Saturday, April 14, 2012

East of STEINBECK!!!!

I have been reading East of Eden by J. Steinbeck recently and, with all the other things on my plate at the moment, I wondered if I was wasting my time. I even went so far as to say to myself that John Steinbeck wasn't really all that people made him out to be; that he wasn't deep enough, profound enough for me right now.

And then I read chapter 13 of East of Eden and then I was knocked off my feet. I have read that chapter five times now and I still can't stop thinking about it. Profundity indeed!

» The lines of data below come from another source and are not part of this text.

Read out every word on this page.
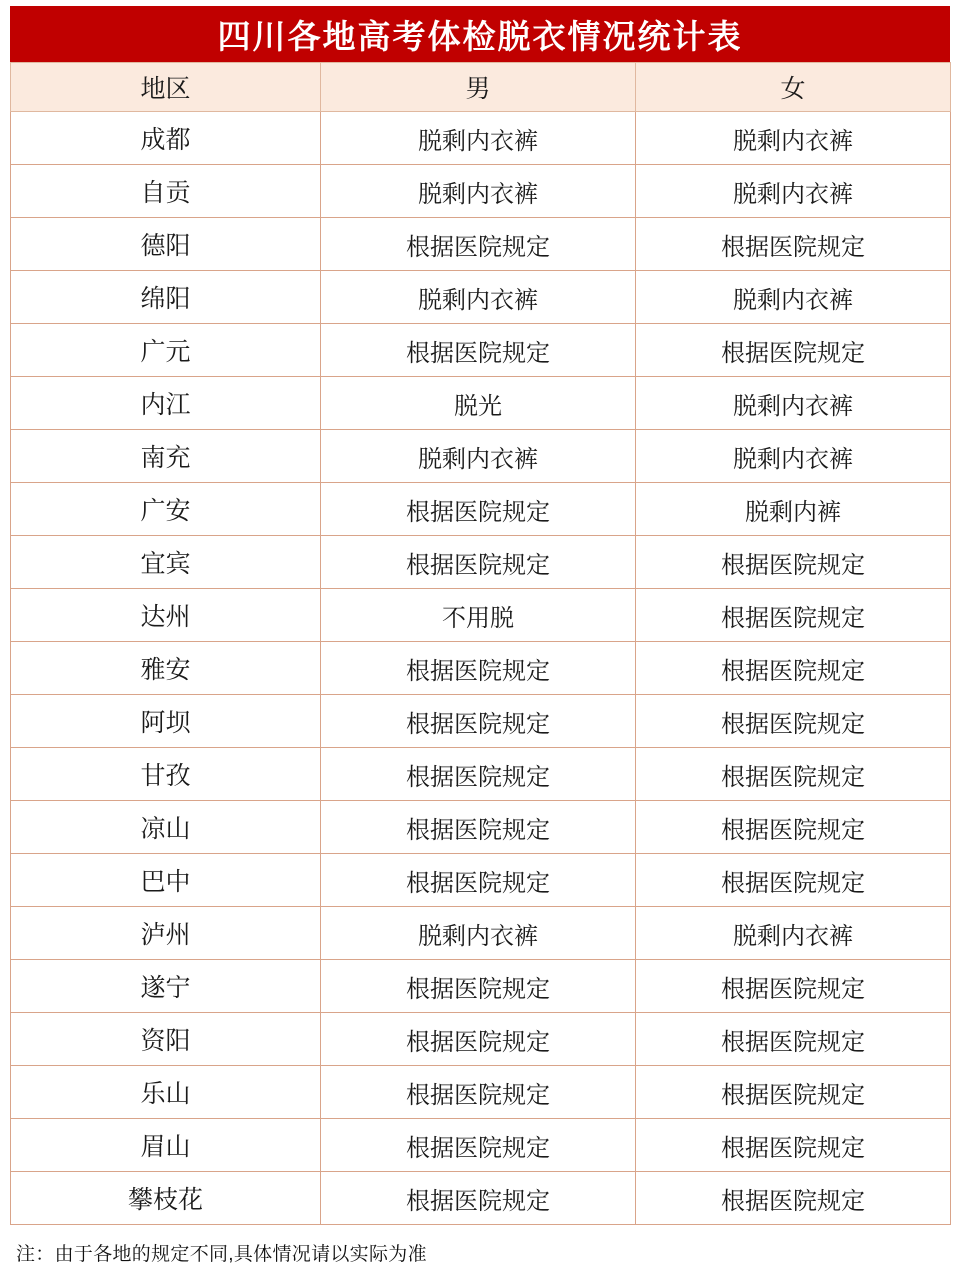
四川各地高考体检脱衣情况统计表
地区	男	女
成都	脱剩内衣裤	脱剩内衣裤
自贡	脱剩内衣裤	脱剩内衣裤
德阳	根据医院规定	根据医院规定
绵阳	脱剩内衣裤	脱剩内衣裤
广元	根据医院规定	根据医院规定
内江	脱光	脱剩内衣裤
南充	脱剩内衣裤	脱剩内衣裤
广安	根据医院规定	脱剩内裤
宜宾	根据医院规定	根据医院规定
达州	不用脱	根据医院规定
雅安	根据医院规定	根据医院规定
阿坝	根据医院规定	根据医院规定
甘孜	根据医院规定	根据医院规定
凉山	根据医院规定	根据医院规定
巴中	根据医院规定	根据医院规定
泸州	脱剩内衣裤	脱剩内衣裤
遂宁	根据医院规定	根据医院规定
资阳	根据医院规定	根据医院规定
乐山	根据医院规定	根据医院规定
眉山	根据医院规定	根据医院规定
攀枝花	根据医院规定	根据医院规定
注：由于各地的规定不同,具体情况请以实际为准
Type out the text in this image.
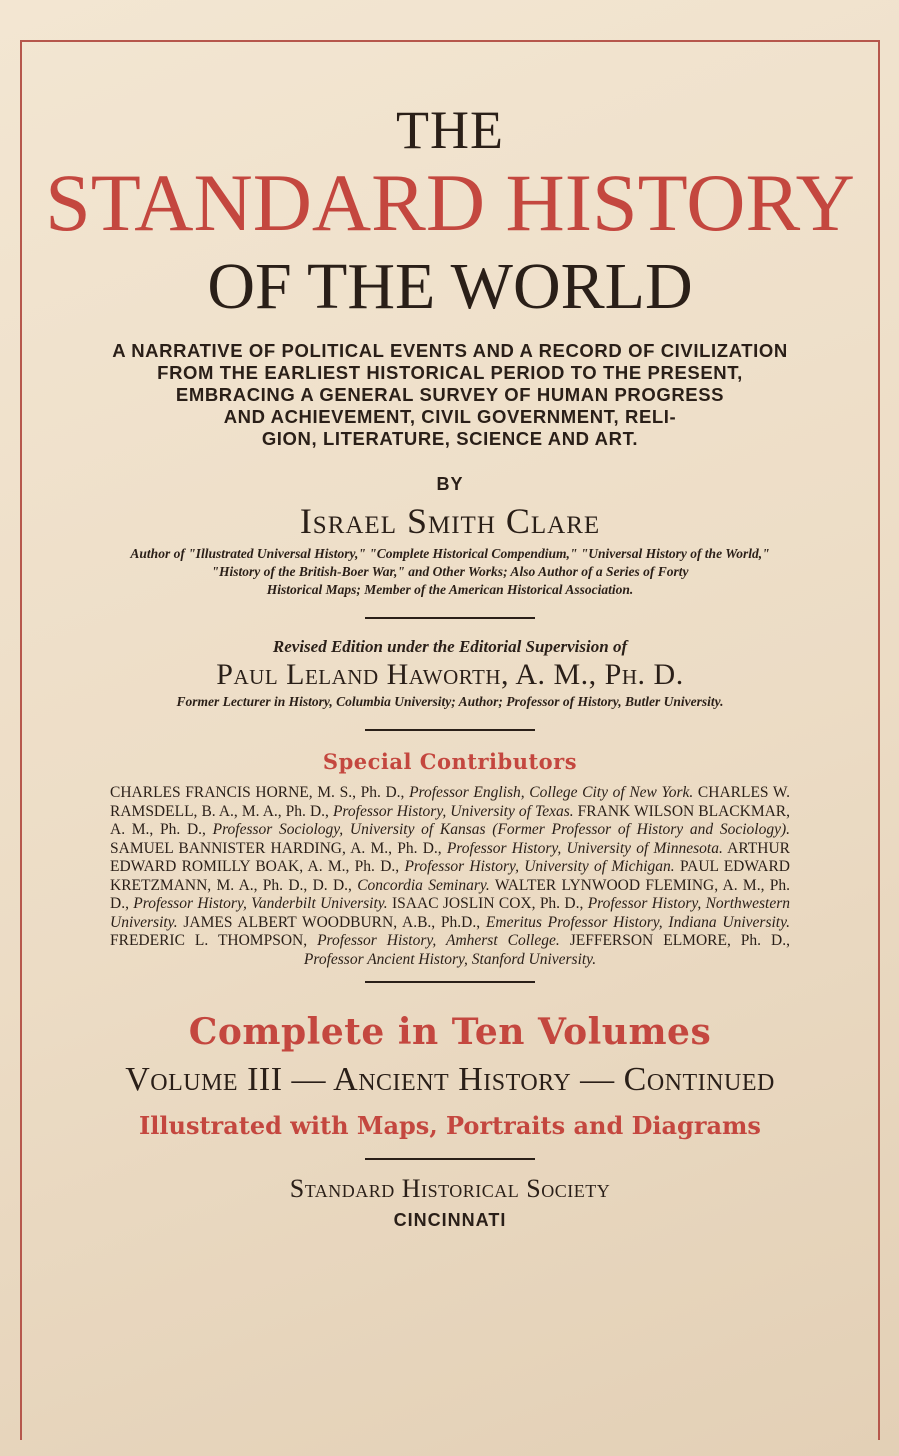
THE
STANDARD HISTORY
OF THE WORLD
A NARRATIVE OF POLITICAL EVENTS AND A RECORD OF CIVILIZATION
FROM THE EARLIEST HISTORICAL PERIOD TO THE PRESENT,
EMBRACING A GENERAL SURVEY OF HUMAN PROGRESS
AND ACHIEVEMENT, CIVIL GOVERNMENT, RELI-
GION, LITERATURE, SCIENCE AND ART.
BY
Israel Smith Clare
Author of "Illustrated Universal History," "Complete Historical Compendium," "Universal History of the World,"
"History of the British-Boer War," and Other Works; Also Author of a Series of Forty
Historical Maps; Member of the American Historical Association.
Revised Edition under the Editorial Supervision of
Paul Leland Haworth, A. M., Ph. D.
Former Lecturer in History, Columbia University; Author; Professor of History, Butler University.
Special Contributors
CHARLES FRANCIS HORNE, M. S., Ph. D., Professor English, College City of New York. CHARLES W. RAMSDELL, B. A., M. A., Ph. D., Professor History, University of Texas. FRANK WILSON BLACKMAR, A. M., Ph. D., Professor Sociology, University of Kansas (Former Professor of History and Sociology). SAMUEL BANNISTER HARDING, A. M., Ph. D., Professor History, University of Minnesota. ARTHUR EDWARD ROMILLY BOAK, A. M., Ph. D., Professor History, University of Michigan. PAUL EDWARD KRETZMANN, M. A., Ph. D., D. D., Concordia Seminary. WALTER LYNWOOD FLEMING, A. M., Ph. D., Professor History, Vanderbilt University. ISAAC JOSLIN COX, Ph. D., Professor History, Northwestern University. JAMES ALBERT WOODBURN, A.B., Ph.D., Emeritus Professor History, Indiana University. FREDERIC L. THOMPSON, Professor History, Amherst College. JEFFERSON ELMORE, Ph. D., Professor Ancient History, Stanford University.
Complete in Ten Volumes
Volume III — Ancient History — Continued
Illustrated with Maps, Portraits and Diagrams
Standard Historical Society
CINCINNATI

I am blindly reading Steinbeck, which excuses my ignorance, though I'm not certain whether that statement makes any sense to anyone but me. Anyhow, the following is an excerpt from East of Eden- chapter 13:



In our time mass or collective production has entered our economics, our politics, and
even our religion, so that some nations have substituted the idea collective for the idea God. This in my time is the danger. There is great tension in the world, tension toward a breaking point, and men are unhappy and confused.
At such a time it seems natural and good to me to ask myself these questions. What do I
believe in? What must I fight for and what must I fight against?
Our species is the only creative species, and it has only one creative instrument, the
individual mind and spirit of a man. Nothing was ever created by two men. There are no good collaborations, whether in music, in art, in poetry, in mathematics, in philosophy. Once the miracle of creation has taken place, the group can build and extend it, but the group never invents anything. The preciousness lies in the lonely mind of a man.
And now the forces marshaled around the concept of the group have declared a war of
extermination on that preciousness, the mind of man…. It is a sad suicidal course our species seems to have taken.
And this I believe: that the free, exploring mind of the individual human is the most
valuable thing in the world. And this I would fight for: the freedom of the mind to take any direction it wishes, undirected. And this I must fight against: any idea, religion, or government which limits or destroys the individual…. If the glory can be killed, we are lost.